The big thing this update is the elimination of the colon syntax for calling methods. Rather than:

obj:method(x);

you now just write:

obj.method(x);

like in most other languages. This seems like a tiny change, but it took a lot of work to implement. Well, maybe not that much work; after I got this working, I wanted to be able to call other member functions from member functions without specifying "this", and came up with an idea to redesign the instruction format, so all that ended up taking quite some time. But now I think it's complete, and it's probably buggy (though it seems to work fine!).
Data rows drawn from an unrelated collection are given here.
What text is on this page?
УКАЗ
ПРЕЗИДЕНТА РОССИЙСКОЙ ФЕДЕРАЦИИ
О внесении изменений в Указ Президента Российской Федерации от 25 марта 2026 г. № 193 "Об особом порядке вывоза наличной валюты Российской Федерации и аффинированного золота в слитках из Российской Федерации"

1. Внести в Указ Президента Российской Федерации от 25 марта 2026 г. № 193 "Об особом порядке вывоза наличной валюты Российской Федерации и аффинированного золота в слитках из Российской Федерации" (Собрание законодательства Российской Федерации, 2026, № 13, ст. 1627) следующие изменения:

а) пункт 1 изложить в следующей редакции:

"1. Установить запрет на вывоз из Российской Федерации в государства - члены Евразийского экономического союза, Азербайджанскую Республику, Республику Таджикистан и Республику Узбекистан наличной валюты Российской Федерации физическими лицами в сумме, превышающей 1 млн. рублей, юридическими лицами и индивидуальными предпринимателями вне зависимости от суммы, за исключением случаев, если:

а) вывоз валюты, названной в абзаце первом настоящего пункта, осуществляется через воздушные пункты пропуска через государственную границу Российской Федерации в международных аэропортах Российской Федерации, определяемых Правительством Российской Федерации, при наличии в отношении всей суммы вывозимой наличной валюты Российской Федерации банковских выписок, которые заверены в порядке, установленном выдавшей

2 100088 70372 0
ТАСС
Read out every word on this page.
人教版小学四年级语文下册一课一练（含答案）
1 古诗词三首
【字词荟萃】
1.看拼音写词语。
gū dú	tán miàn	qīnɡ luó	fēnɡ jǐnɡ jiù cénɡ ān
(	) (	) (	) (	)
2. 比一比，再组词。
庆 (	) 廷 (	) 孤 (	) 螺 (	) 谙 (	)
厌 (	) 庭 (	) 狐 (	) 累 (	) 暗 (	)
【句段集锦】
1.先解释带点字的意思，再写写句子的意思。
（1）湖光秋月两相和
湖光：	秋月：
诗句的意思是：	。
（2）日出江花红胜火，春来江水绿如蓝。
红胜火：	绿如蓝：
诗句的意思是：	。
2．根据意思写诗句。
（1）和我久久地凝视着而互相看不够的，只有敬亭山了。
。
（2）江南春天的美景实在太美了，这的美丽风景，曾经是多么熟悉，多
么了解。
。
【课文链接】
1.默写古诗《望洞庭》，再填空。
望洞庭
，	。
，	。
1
OK, so here are some other things that are now possible:

Code:
global class A
{
   mX;
   mY;

   function constructor(x, y)
   {
      // No more explicit qualification of mX and mY!
      mX = x;
      mY = y;
   }

   function toString()
   {
      return format("A: ", mX, ", ", mY);
   }
}

local a = A(3, 4);
writefln(a);


Note that when you write an unqualified name, like mX, it will first look in the 'this' parameter to the function (this applies to all functions, not just class methods), and then it'll look for it as if it were a global. This means that, just like in D, you might run into a toString situation:

Code:
global class A
{
   function toString()
   {
      return "A!!";
   }
   
   function func()
   {
      return toString(6);
   }
}

local a = A();
writefln(a.func());


This will print 'A!!' instead of the expected '6', because MiniD finds a toString in 'this' before it looks for the global. To solve this, use the hidden _G global:

Code:
   return _G.toString(6);


Of course, if your class defines something called _G, then you're up a creek. I'm thinking of making it possible to write ".toString(6)" as in D, which means "look this up without considering 'this'" -- i.e. start at the global namespace.

I've also considered adding a syntax for calling a function with a specific context, rather than having MiniD figure it out. Notice that the properties demo in simple.md is now using a bit of a hack (the 'me' parameters of all the setters and getters) in order to work. Would be nice if the 'this' parameter could be filled in with the value of 'me'.